Verabschiedung von Bürgermeister Roland Kern und Ernennung von Jörg Rotter zu seinem Nachfolger Politischer Visionär und Herr der Argumente geht in Rente

Als Noch-Bürgermeister führte Roland Kern seine Parteikollegin Andrea Schülner ins Amt der Ersten Stadträtin ein.

Rödermark (cri) – Lobeshymnen auf den einen, Vorschusslorbeeren für den anderen und seine neue Stellvertreterin, das war Konsens bei der Stadtverordnetensitzung am vergangenen Mittwoch. Der Ort Kulturhalle macht schon klar, dass es keine normale Sitzung war. Es war der feierliche Abschied von Bürgermeister Roland Kern und die Einführung seines Nachfolgers Jörg Rotter. Auch dessen Nachfolgerin im hauptamtlichen Magistrat, Andrea Schülner wurde als Erste Stadträtin vereidigt. Seit Montag ist das neue Duo an der Stadtspitze nun im Amt.

Zurück zur Verabschiedung. Vor gut 300 Personen im Saal war Kern der Mittelpunkt der Veranstaltung. Als „Herr der Zeit“ führte Stadtverordnetenvorsteher Sven Sulzmann durch das straff getaktete Programm. Erster Stadtrat Rotter überreichte einem sichtlich gerührten Roland Kern die Entlassungsurkunde. Kern wiederum als Noch-Bürgermeister ernannte Rotter zu seinem Nachfolger und Schülner zur Ersten Stadträtin.

Dann begann der Reigen der Ansprachen. Sulzmann fragte, wie ein politischer Dinosaurier aussehe und hatte die Lacher auf seiner Seite, als er sagte: „Roland, steh mal auf“. Natürlich sprachen auch alle Fraktionsvorsitzenden. Michael Gensert, CDU, betonte Kerns Wortgewalt, seine Kraft der Argumentation.

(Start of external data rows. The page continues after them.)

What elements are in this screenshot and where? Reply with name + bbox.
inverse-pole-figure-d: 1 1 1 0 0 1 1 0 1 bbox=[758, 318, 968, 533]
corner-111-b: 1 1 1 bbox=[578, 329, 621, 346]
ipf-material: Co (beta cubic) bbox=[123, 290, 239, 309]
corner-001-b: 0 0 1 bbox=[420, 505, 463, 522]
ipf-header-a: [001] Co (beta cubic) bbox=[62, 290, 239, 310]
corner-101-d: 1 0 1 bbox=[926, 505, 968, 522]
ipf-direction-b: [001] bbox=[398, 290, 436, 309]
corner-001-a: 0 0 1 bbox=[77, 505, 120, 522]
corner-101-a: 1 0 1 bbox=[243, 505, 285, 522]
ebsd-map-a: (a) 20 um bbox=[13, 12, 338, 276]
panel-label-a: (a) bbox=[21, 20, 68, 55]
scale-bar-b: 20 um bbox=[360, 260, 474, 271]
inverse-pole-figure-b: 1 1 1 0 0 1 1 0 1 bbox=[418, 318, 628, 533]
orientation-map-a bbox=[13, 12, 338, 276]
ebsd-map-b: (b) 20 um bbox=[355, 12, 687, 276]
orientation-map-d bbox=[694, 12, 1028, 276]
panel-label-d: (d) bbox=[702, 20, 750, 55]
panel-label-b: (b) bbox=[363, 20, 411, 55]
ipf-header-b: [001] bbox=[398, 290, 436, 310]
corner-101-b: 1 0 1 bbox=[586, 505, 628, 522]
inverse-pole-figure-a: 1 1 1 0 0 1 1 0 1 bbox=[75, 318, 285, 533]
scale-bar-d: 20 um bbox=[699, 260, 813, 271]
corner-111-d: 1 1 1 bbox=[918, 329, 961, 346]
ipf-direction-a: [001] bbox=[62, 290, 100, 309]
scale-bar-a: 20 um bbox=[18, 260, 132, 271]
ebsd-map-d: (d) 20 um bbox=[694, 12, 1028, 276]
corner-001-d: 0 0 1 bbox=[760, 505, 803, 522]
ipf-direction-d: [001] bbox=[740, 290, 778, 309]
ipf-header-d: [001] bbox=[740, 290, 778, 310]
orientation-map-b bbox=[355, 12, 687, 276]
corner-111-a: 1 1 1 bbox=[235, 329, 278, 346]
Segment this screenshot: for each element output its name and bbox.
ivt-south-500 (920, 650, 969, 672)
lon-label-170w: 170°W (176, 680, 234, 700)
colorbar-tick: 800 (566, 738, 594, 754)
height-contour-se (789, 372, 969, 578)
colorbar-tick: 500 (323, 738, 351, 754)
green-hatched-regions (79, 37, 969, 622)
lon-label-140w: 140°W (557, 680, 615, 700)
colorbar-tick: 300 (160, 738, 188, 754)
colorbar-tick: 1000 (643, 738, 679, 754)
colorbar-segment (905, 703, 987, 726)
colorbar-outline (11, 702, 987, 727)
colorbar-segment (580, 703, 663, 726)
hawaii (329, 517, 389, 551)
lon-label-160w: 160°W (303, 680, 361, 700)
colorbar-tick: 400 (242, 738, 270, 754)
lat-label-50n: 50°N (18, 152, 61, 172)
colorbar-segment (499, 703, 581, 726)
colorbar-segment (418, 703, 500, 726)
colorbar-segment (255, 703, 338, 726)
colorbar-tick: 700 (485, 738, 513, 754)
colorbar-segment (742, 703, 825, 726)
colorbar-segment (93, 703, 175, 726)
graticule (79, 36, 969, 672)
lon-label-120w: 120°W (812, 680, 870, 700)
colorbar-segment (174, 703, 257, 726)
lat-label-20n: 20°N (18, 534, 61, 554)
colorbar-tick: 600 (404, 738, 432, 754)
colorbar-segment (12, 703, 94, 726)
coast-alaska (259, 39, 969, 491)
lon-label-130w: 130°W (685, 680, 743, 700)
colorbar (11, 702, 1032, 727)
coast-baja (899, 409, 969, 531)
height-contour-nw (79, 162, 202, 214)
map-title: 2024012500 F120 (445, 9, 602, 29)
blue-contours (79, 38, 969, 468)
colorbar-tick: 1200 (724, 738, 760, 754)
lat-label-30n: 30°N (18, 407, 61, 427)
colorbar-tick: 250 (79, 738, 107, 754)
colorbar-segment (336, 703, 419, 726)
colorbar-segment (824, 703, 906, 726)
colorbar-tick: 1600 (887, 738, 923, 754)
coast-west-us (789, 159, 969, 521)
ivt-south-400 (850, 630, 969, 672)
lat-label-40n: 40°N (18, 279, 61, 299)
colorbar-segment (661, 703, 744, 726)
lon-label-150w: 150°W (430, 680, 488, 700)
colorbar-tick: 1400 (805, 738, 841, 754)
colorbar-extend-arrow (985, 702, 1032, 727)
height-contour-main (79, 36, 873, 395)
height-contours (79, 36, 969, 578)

Stefan Gerl für AL/Die Grünen nannte Kern einen Verfassungspatrioten, einen Maulwurf der Vernunft. Kern übergebe seinem Nachfolger nach 14 Jahren Amtszeit ein geordnetes Gemeinwesen. Norbert Schultheis, SPD, erinnerte an den grünen „Revoluzzer“ der 80er Jahre. FDP-Fraktionschef Tobias Kruger meinte, wer dreimal eine Direktwahl gewinne, „muss eigentlich vieles richtig gemacht haben“. Peter Schröder , FW, lästerte, dass Kern nur Bürgermeister geworden sei, weil sich die CDU 2005 verzockt habe (damals war Bürgermeister Alfons Maurer zurückgetreten, der CDU-Kandidat, Erster Stadtrat Alexander Sturm verlor gegen Kern).

Gensert nannte Schülner die Unerschrockene und Rotter den jugendlichen Helden und strahlenden Sieger, der sein Amt mit Herzblut ausfüllen werde. Er erwartet von dem Duo neue Themen in der Koalition. Rotter habe vor allem bei Jugendlichen gepunktet. Gensert bittet sie, sich politisch zu engagieren.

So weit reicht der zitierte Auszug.